Barbecue aux États-UnisBarbecue aux États-Unis
Écrit par Rachel Brunet
Publié le 1 juillet 2022, mis à jour le 4 juillet 2022

Dans les jardins des maisons américaines mais aussi sur les toits des immeubles, trône cet objet, représentation même de la culture américaine : le barbecue. Des familles, des amis réunis autours d’une viande qui grille est une image constante au pays de l’oncle Sam. L'histoire du barbecue américain est en réalité le reflet de la conquête de ce pays : un style de cuisine caribéen amené au nord par les conquistadors espagnols, puis déplacé vers l'ouest par les colons et largement assaisonné de saveurs des cultures européennes. Une histoire américaine lourde, chaque année, de plus d’un milliard de dollars en viandes à griller et en barbecues.

 

Barbecue aux États-Unis

 

 

Plus d’un milliard de dollars de grillades

Selon les données de Statista, en 2019, environ 1,36 milliard de dollars de grillades et de barbecues ont été vendus aux États-Unis, contre 1,21 milliard de dollars en 2009. Selon une enquête menée par la Hearth, Patio & Barbecue Association (HPBA) en 2020, 61% des Américains possédaient un gril à gaz, largement plébiscité par rapport au barbecue à charbon. Et le 4 juillet, fête nationale américaine, reste la journée la plus populaire de l’année pour les grillades, selon une enquête menée en 2020. Quelque 68 % des personnes interrogées aiment en effet organiser des barbecues ce jour-là. Traditionnellement, les viandes telles que les hot-dogs, les hamburgers et les steaks sont la pièce maîtresse de tout barbecue américain.
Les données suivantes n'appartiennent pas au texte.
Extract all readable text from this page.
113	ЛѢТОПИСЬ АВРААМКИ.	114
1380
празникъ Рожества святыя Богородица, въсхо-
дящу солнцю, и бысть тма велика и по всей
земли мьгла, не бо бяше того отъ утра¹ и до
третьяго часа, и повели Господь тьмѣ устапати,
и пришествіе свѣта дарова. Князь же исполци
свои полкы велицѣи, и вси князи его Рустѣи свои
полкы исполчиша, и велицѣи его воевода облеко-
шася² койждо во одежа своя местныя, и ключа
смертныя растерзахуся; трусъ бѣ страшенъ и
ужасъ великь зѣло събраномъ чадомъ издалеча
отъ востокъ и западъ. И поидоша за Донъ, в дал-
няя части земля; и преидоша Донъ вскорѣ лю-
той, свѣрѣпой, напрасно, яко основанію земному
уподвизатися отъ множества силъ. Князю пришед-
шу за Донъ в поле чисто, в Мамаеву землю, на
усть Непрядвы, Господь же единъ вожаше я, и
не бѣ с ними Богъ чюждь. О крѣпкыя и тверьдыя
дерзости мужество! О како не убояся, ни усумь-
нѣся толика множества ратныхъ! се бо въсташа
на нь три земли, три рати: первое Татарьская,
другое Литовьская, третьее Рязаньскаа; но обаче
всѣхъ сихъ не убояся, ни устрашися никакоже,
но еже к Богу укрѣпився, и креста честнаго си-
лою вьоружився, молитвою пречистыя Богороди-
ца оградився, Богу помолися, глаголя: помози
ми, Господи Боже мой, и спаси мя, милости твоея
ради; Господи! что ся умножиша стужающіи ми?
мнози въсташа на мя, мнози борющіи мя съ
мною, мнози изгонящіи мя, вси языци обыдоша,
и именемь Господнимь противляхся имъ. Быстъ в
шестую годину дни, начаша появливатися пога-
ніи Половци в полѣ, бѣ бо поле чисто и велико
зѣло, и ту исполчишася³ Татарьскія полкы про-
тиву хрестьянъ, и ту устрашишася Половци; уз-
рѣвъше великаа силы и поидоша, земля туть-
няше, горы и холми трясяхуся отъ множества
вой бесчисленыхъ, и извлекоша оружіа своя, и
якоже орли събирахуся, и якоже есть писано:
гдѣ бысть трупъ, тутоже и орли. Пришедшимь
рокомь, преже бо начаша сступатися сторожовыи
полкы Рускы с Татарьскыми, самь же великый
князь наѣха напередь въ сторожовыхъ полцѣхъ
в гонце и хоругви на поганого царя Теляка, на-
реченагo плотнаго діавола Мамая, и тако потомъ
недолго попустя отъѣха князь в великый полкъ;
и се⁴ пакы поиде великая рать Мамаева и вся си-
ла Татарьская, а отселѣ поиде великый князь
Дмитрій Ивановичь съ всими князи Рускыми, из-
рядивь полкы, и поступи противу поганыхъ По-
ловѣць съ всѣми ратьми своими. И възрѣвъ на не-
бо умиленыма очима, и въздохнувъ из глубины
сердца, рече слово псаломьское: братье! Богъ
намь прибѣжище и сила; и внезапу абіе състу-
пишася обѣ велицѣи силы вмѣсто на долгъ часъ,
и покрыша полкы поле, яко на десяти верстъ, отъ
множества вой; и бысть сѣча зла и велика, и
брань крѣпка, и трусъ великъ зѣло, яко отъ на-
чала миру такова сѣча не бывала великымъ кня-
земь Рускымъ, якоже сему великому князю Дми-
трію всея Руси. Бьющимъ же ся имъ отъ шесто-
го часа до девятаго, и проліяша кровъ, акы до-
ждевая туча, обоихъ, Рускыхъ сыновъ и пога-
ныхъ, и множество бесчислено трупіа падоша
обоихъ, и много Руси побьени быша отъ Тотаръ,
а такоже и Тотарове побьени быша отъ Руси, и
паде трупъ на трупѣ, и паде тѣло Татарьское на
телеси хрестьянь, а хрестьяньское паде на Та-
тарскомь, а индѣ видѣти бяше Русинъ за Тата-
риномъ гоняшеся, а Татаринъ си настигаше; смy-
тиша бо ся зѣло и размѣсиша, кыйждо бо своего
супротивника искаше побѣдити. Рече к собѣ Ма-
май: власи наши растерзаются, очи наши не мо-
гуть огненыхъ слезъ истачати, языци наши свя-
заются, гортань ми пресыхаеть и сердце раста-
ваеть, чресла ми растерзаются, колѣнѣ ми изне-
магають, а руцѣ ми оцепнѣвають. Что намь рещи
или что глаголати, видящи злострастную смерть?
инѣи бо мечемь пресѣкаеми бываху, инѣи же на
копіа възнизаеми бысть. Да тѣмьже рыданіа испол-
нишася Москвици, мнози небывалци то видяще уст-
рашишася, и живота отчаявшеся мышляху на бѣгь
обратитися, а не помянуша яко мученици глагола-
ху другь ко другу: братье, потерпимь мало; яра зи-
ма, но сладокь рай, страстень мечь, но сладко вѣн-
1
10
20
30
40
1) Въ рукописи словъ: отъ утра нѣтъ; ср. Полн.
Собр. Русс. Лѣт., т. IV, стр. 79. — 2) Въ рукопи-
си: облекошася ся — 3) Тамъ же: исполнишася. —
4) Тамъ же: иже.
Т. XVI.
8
Parmi les Américains qui ont récemment assisté à un barbecue, 88 % ont choisi la viande ou le steak comme plat préféré lors d'un barbecue. Environ 50 % ont cependant déclaré qu'ils préféraient des légumes grillés. Au cours des deux semaines précédant le Jour de l'Indépendance en 2016, les ventes de bœuf ont atteint près de 804 millions de dollars américains. Le marché des sauces barbecue est aussi colossal : en 2017, 789.1 million de dollars de sauces ont été vendues dans les supermarchés américains. Pour comprendre l’économie que représente le barbecue, il faut en comprendre son histoire.

 

Le barbecue, une tradition américaine

Ces milliards de dollars sont en effet le fruit de l’histoire. La tradition culinaire consistant à cuire la viande à feu doux et lent sur une flamme indirecte — la vraie définition du barbecue — est devenue si répandue au fil des ans que le barbecue lui-même représente un pan de la culture américaine. Le barbecue est une question d’histoire mais aussi aussi une question de géographie. De l'Atlantique au Golfe du Mexique, et du Texas à Kansas City, la zone des États-Unis connue sous le nom de « barbecue belt » abrite quatre traditions de barbecue distinctes : la Caroline, le Texas, Memphis et Kansas City. D'où viennent ces traditions et comment, dans une région relativement petite du pays, ont-elles évolué sur des chemins si différents ?

 

Pour comprendre, il faut remonter aux premières tribus indigènes que Christophe Colomb a rencontrées sur l'île Hispaniola. Elles avaient développé une méthode unique de cuisson de la viande sur une flamme indirecte, créée en utilisant du bois vert pour empêcher la nourriture — et le bois — de brûler. Des rapports indiquent que les Espagnols ont appelé ce nouveau style de cuisine « barbacoa » : le barbecue d'origine. Alors que les explorateurs espagnols qui ont suivi Colomb ont mené leurs expéditions vers le nord, ils ont apporté avec eux cette technique culinaire. En 1540, près de l'actuelle Tupelo, Mississippi, la tribu Chicksaw, en présence de l'explorateur Hernando de Soto, aurait préparé un festin de porc sur le barbacoa. Finalement, la technique a fait son chemin vers les colonies, voyageant jusqu’ à la Virginie.

 

Barbecue états-unis

 

Pour certains aficionados de la « barbecue belt », le barbecue à base de bœuf du Texas, ou le barbecue à base de mouton trouvé dans le Kentucky, ne constitueraient pas un barbecue authentique. Pour être un vrai barbecue, des puristes comme Jim Villas, auteur d'une recherche intitulée « My Pig Beats Your Cow » soutiennent que la viande doit être exclusivement porcine, car les barbecues originaux des colonies du sud dépendaient de l'élevage porcin, peu coûteux. Contrairement aux vaches, qui avaient besoin de grandes quantités d'aliments et d'espaces clos, les porcs pouvaient être laissés en liberté dans les forêts pour manger lorsque les réserves de nourriture étaient faibles. Les porcs, livrés à eux-mêmes dans la nature, étaient beaucoup plus maigres lors de l'abattage, ce qui a conduit les Sudistes à utiliser la cuisson lente du barbecue pour attendrir la viande.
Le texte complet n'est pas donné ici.